Monday September 20, 2021

Flawed reforms

July 31, 2021

The PTI government in Khyber Pakhtunkhwa has been claiming reforms in major sectors like education, health, and the police since taking charge of the provincial government in 2013. However, the reality is anything but. This article will highlight anomalies in the health sector.

To streamline and bring forth efficiencies, along with the Medical Training Institute (MTI) programme enacted in 2015, the Sehat Insaf Card (SIC) public insurance programme was launched.

The MTI replaced the previous health system without assessing the ground realities and testing the changes in parallel with the prevailing system to gauge its effectiveness. No one can argue that the previous system didn’t have flaws but the approach toward the change was even more flawed.
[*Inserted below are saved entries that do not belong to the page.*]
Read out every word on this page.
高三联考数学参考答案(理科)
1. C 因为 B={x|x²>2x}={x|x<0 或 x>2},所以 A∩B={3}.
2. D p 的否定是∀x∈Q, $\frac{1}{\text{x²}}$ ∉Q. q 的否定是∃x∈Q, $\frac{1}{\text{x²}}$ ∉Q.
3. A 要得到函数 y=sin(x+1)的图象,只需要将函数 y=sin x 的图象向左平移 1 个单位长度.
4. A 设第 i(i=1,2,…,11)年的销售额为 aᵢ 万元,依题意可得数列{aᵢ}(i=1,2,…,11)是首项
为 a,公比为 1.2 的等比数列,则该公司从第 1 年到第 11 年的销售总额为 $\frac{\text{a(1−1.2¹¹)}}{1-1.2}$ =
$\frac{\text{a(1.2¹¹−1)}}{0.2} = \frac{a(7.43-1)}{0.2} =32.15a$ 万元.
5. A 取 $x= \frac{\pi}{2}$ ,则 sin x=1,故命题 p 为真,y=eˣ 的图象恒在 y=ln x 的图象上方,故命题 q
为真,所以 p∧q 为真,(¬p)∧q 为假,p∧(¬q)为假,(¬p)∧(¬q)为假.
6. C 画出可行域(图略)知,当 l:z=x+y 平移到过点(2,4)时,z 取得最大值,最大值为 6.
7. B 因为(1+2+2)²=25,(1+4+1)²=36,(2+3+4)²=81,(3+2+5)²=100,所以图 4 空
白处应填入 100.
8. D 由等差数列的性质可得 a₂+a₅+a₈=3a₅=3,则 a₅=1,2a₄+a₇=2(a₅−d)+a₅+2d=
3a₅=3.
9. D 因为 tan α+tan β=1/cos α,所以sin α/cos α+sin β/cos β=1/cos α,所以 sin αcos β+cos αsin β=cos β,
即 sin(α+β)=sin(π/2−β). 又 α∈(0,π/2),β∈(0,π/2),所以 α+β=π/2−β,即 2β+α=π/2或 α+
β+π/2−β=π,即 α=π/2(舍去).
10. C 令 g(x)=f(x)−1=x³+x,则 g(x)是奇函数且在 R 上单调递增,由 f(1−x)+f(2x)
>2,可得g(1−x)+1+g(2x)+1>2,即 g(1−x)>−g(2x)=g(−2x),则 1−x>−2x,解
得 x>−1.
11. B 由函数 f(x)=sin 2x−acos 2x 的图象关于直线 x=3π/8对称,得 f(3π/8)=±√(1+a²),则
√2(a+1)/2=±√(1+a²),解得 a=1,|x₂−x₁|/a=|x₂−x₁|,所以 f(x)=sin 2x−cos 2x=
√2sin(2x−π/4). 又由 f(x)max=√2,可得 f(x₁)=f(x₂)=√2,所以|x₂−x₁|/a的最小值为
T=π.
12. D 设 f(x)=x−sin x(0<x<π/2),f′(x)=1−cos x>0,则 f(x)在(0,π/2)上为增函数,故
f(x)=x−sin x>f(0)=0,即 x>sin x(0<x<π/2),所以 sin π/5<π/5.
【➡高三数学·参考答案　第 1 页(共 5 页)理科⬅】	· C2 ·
Instead of enacting changes across the board, they should have been first tested in a section of a hospital or at a hospital, and then, with lessons learnt and keeping in view the cost and service to the public, only effective changes should have been implemented.

A stark example of the MTI fiasco is the ensuing crisis in the public hospitals of the province. Except for Lady Reading Hospital (LRH) at Peshawar (where the programme has had partial traction), none of the other public hospitals in the city or province has been able to implement the MTI in its true spirit. Many new positions in the administrative area of the hospitals were introduced under the programme with pays as high as four times the previous pays (directors that were getting about Rs100,000 were paid Rs500,000) but patient services continued to plummet.

Another example of the flaw in the MTI is Institute Based Private Practice (IBP), where public hospital doctors needed to practice in the hospital with assigned patient fees. However, to date, after six years of implementing the program, most of the doctors are said to still maintain their private practice outside the hospital. Moreover, since junior doctors were promoted without the needed expertise, many senior doctors, especially in the past three years, have abdicated public hospitals, resulting in further weakening of public healthcare.

Equally, if not more, alarming is the SIC insurance programme introduced in the province and now extended to Punjab. Currently, under the programme, all KP dwellers and their families that hold a valid CNIC are automatically insured, with no deductible amount, for in-patient health care.

Without fulfilling the basis of a welfare state where taxes are collected generally through industries and the private sector, the KP government has been running the SIC with a 100 percent subsidy. On behalf of the public, payment is made to a private insurance company(ies) that renders the services. There are a few basic issues with this approach. First, since the SIC was launched without optimizing the health sector, it encourages patients to opt for better services that can only be delivered by private hospitals. Second, the SIC doesn’t support out-patient services which have become more expensive with high sector salaries. Third, since the SIC is completely subsidized and there has been a budget deficit, the subsidy amount that’s being paid for about 50 million people of KP will further burden the public through loans, inflation, and taxation.

Due to the lack of information, credible data is not accessible for payments made to insurance companies. However, even if they were to pay Rs500-1000 per person per month, and if one accounts for 30 percent of the population, the cost to the public could be as high as Rs7.5 to Rs15 billion a month.

This substantial amount of subsidy is being extended without any value addition, meaning that it doesn’t render any capacity building and generally to a larger scale that’s been a problem in Pakistan, where governments extend subsidies for short-term gain without realizing its perils in the long term. This issue is more prevalent from the SIC perspective, where a huge amount is being doled out without implementing programmes to improve people’s health, reducing the cost of healthcare, setting and beefing up health centers at the union council level, and overall improving the health sector’s infrastructure.

Furthermore, the majority of patients visit public hospitals for outpatient services. According to data, LRH receives about ten thousand patients a day of which about five hundred to a thousand may require in-patient care. The issue that’s been escalating in the health sector due to the programmes is that the cost of outpatient services has skyrocketed, where people are having to pay for charges from parking, emergency care to doctor visits at a considerably higher rate. This has basically made healthcare unreachable for the poor.

The writer is a finance/economics professional.